Going back to the thirties and forties of the last century, there have been many opportunities for Tibet to change its fate, but they were all missed, just like His Holiness Dalai Lama once explained to the media: “Tibet had totally forgotten that it needed to construct  itself…” hence, when the big transformations occurred, on the upper levels of Tibetan society some people advocated the adoption of politically expedient measures, others also believed in the numerous promises made by the Communist Party with regards to its minority policies, and still others advocated to reform Tibet’s inherent system, but no one ever considered that the Communist Party would ever really exterminate Tibet. 

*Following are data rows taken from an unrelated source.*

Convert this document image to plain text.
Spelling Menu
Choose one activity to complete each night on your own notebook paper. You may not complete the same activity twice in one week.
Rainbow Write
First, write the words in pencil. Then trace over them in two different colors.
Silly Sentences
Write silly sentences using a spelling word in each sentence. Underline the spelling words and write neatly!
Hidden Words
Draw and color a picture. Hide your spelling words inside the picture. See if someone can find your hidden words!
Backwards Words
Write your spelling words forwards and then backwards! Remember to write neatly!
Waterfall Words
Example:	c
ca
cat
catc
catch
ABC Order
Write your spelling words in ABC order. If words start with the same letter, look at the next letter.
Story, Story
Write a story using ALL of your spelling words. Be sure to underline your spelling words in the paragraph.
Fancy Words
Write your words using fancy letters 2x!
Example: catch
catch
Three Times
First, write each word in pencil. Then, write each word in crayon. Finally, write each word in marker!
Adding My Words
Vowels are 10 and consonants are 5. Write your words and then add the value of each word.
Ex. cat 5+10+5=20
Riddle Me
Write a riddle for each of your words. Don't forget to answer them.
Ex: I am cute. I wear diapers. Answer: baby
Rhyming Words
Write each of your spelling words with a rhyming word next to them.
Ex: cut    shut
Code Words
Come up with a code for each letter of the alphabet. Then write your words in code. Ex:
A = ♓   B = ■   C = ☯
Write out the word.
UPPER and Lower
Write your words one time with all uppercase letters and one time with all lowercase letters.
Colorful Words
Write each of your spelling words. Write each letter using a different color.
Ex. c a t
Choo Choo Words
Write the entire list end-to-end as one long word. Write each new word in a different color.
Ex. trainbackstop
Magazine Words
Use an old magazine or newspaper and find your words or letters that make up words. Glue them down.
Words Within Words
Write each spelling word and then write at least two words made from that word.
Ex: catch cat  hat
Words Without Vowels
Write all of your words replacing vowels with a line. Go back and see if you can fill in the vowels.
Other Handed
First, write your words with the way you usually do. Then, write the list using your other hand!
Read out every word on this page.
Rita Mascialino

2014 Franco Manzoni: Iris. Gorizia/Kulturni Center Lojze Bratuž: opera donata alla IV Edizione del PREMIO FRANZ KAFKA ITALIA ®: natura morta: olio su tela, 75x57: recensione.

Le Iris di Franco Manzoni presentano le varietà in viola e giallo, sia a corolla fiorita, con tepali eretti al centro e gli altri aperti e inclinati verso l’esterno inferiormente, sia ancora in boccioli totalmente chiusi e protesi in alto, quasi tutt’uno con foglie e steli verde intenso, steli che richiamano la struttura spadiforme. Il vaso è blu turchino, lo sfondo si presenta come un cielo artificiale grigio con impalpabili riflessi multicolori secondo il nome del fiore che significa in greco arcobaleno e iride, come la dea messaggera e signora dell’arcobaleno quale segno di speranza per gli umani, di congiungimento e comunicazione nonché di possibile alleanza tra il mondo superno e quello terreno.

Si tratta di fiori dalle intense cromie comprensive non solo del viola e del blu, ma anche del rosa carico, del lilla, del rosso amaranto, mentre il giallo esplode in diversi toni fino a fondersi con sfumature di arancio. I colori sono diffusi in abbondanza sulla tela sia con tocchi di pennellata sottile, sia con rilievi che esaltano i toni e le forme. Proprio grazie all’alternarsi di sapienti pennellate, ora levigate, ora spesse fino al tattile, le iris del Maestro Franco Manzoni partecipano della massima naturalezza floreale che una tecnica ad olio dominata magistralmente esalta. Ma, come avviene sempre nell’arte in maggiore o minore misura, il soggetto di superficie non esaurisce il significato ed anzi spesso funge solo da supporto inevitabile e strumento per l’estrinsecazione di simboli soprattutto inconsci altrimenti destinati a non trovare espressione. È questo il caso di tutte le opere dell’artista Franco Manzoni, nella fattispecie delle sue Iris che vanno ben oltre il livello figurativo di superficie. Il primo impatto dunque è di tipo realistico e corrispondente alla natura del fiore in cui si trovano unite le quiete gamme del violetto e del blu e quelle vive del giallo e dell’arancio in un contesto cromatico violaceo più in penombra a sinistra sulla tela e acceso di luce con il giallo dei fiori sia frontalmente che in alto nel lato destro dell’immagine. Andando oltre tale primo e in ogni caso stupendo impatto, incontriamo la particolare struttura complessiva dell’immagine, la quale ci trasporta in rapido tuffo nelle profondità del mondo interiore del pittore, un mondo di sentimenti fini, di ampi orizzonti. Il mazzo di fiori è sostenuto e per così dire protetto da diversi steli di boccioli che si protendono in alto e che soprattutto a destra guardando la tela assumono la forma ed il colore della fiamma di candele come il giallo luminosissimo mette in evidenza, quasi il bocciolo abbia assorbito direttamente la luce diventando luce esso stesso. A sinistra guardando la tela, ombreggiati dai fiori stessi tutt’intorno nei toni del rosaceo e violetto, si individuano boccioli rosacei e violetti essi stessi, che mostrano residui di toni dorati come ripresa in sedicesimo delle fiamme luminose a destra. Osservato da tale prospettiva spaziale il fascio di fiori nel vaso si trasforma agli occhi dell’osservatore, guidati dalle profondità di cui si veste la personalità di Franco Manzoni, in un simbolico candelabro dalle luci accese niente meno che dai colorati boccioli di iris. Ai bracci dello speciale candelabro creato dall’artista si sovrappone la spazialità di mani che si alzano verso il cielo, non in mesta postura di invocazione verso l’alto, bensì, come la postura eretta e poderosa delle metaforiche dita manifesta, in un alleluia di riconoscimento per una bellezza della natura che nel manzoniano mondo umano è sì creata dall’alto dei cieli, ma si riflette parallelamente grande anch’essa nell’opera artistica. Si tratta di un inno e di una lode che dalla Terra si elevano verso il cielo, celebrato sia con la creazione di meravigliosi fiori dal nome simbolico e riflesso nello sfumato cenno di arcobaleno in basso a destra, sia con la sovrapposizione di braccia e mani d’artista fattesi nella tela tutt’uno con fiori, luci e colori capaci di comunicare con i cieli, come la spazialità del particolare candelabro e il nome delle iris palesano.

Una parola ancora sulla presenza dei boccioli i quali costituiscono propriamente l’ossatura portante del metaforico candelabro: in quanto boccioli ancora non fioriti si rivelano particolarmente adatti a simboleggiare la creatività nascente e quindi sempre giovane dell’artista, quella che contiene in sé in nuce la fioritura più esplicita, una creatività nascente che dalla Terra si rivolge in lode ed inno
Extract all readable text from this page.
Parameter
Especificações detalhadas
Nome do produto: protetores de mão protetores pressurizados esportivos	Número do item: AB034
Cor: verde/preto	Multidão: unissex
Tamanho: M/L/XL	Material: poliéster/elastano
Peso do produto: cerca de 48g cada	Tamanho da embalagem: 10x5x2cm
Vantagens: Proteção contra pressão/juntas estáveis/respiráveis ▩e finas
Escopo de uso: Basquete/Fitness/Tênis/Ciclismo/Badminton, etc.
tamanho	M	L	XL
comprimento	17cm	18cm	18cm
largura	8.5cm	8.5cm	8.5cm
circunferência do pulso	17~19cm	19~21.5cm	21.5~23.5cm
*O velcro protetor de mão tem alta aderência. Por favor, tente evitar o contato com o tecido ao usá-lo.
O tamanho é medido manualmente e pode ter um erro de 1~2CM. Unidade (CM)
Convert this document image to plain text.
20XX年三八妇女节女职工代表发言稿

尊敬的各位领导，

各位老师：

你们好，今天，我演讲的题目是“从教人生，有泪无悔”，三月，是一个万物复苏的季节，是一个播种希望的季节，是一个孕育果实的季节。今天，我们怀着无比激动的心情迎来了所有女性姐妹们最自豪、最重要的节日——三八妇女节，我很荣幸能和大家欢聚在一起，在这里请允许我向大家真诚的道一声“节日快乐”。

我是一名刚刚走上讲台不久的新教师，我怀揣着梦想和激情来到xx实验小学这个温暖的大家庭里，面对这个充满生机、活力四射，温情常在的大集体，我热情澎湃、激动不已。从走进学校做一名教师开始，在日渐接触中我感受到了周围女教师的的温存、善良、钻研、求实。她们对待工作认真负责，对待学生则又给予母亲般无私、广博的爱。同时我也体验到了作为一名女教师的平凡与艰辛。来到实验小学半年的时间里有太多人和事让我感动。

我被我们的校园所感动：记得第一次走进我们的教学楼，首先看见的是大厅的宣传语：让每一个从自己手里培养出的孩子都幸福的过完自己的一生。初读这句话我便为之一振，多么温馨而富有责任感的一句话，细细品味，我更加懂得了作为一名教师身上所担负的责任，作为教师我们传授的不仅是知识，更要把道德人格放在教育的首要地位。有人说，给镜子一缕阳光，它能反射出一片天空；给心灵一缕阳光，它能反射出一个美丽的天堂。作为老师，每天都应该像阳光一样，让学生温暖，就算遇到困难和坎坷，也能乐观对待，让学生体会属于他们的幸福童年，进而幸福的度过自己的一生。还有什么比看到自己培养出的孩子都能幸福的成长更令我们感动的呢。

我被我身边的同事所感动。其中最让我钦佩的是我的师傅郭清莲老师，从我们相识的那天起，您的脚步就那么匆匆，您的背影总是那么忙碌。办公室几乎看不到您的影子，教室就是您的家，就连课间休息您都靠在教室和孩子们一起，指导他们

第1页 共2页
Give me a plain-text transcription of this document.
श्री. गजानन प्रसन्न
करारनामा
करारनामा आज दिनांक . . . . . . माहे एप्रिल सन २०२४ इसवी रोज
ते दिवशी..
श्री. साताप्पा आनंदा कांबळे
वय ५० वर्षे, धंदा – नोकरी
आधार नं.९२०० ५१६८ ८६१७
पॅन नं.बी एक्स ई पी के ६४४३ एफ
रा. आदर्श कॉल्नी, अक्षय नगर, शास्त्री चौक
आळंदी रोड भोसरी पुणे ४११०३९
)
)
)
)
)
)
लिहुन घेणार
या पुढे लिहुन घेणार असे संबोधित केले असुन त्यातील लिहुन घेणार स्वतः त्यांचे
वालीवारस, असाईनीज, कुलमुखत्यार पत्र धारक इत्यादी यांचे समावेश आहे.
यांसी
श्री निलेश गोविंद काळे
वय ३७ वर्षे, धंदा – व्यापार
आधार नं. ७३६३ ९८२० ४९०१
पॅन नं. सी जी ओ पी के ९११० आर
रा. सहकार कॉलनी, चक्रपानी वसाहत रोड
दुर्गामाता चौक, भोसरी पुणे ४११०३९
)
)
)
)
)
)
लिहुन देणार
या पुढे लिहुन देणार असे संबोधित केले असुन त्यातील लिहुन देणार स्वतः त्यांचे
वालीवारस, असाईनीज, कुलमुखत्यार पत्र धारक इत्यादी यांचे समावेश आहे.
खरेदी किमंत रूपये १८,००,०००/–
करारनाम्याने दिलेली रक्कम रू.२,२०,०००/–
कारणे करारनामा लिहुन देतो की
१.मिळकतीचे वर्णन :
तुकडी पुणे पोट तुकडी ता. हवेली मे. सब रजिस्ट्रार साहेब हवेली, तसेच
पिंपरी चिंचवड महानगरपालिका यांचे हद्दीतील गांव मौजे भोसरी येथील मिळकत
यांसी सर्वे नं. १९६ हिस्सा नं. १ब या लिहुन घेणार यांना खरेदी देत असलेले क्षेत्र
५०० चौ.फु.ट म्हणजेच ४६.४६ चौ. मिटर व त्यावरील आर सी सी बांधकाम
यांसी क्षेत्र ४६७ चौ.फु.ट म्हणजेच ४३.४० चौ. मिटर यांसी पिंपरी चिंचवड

The historian Tsering Shakya wrote in a famous work on modern Tibetan history: “In the early fifties of the 20th century, the lay and monastic ruling elite in Tibet promulgated the following opinion – Buddhist Tibet and the Chinese Communist Party are able to co-exist, therefore they can without a doubt move forward hand in hand with the Chinese.  Besides, at the time, many Tibetans positively thought of the Chinese as elements of modernisation penetrating Tibet.”



The most famous collaborator was of course Ngapo Ngawang Jigme. Yet, from today’s perspective, neutrally speaking, his collaboration was rather moderate. We are able to understand his true character by looking at a small anecdote: at the negotiation talks with Beijing, he had initially brought along the official seal of the Chamdo governor. But when the 17 Point Agreement was signed, he falsely claimed that he hadn’t brought the seal, so the official Tibetan seal affixed on the agreement was engraved by the Chinese. When he returned he told the Dalai Lama that by doing this, the Dalai Lama did not have to recognise the agreement and it would leave open a route of retreat; when the Dalai Lama announced this, he said that now the matter would not have any effect upon Ngapo.

The day when Ngapo died, there were some Han Chinese discussing on Twitter that Ngapo had really believed that negotiation talks could solve all problems. After Chamdo had fallen, he negotiated with the Chinese general Wang Qimei and when he was back, he said to someone: “people don’t easily shed tears, maybe general Wang is actually sincere”, this shows that Tibetans, after all, are really very naive, and it serves them right that they were mistreated by our Party.

In fact, in times of crises, people are all faced with a dilemma – how to choose  one’s own stance in a dilemma? How to maintain one’s stance in a dilemma? Yet, these uncertainties can nothing but flash by because when faced with a dilemma, one mostly just goes with the flow so as to protect oneself, the character we all act is also just a “connived” one as no one is actually able, in his ordinary life, to purge the terror of power. There are also quite a few cooperators who completely sold out their consicence in order to maximise their own personal gains, this is especially ubiquitous on today’s political stage and hence, people, especially people of their own nationalities, are despising them. However, history will make its own impartial judgement.

What must be said is that after the “Tibet Incident” in March last year, the authorities’ most shameless behaviour was to use the name of the bedridden and ailing Mr. Ngapo, who couldn’t even speak anymore and claiming that “he met with a journalist from Xinhua News Agency to talk about the most serious act of violence, beating, smashing, looting and burning, which happened recently in Lhasa”, they carried out propaganda fishing for undeserved fame. This is, in fact, the truth understood by those who know the real situation.



When this old historical man set foot on the path to Samsara carrying with him his countless secrets, he still hadn’t been let off by the power, in which the second half of his life had got entangled with: the grand and solemn memorial ceremony with Chinese characteristics, the government media and those government agents disguised as ordinary netizens, all gave him fulsome praise, honouring him as a “Chinese with great accomplishments” and as a “great patriot”. These trite and commonplace expressions in fact humiliated him one last time. Yet, he could not hear them anymore. At the end of 2009 in Beijing, far away from his birthplace, the Party had already allowed him to fall asleep and never awake again.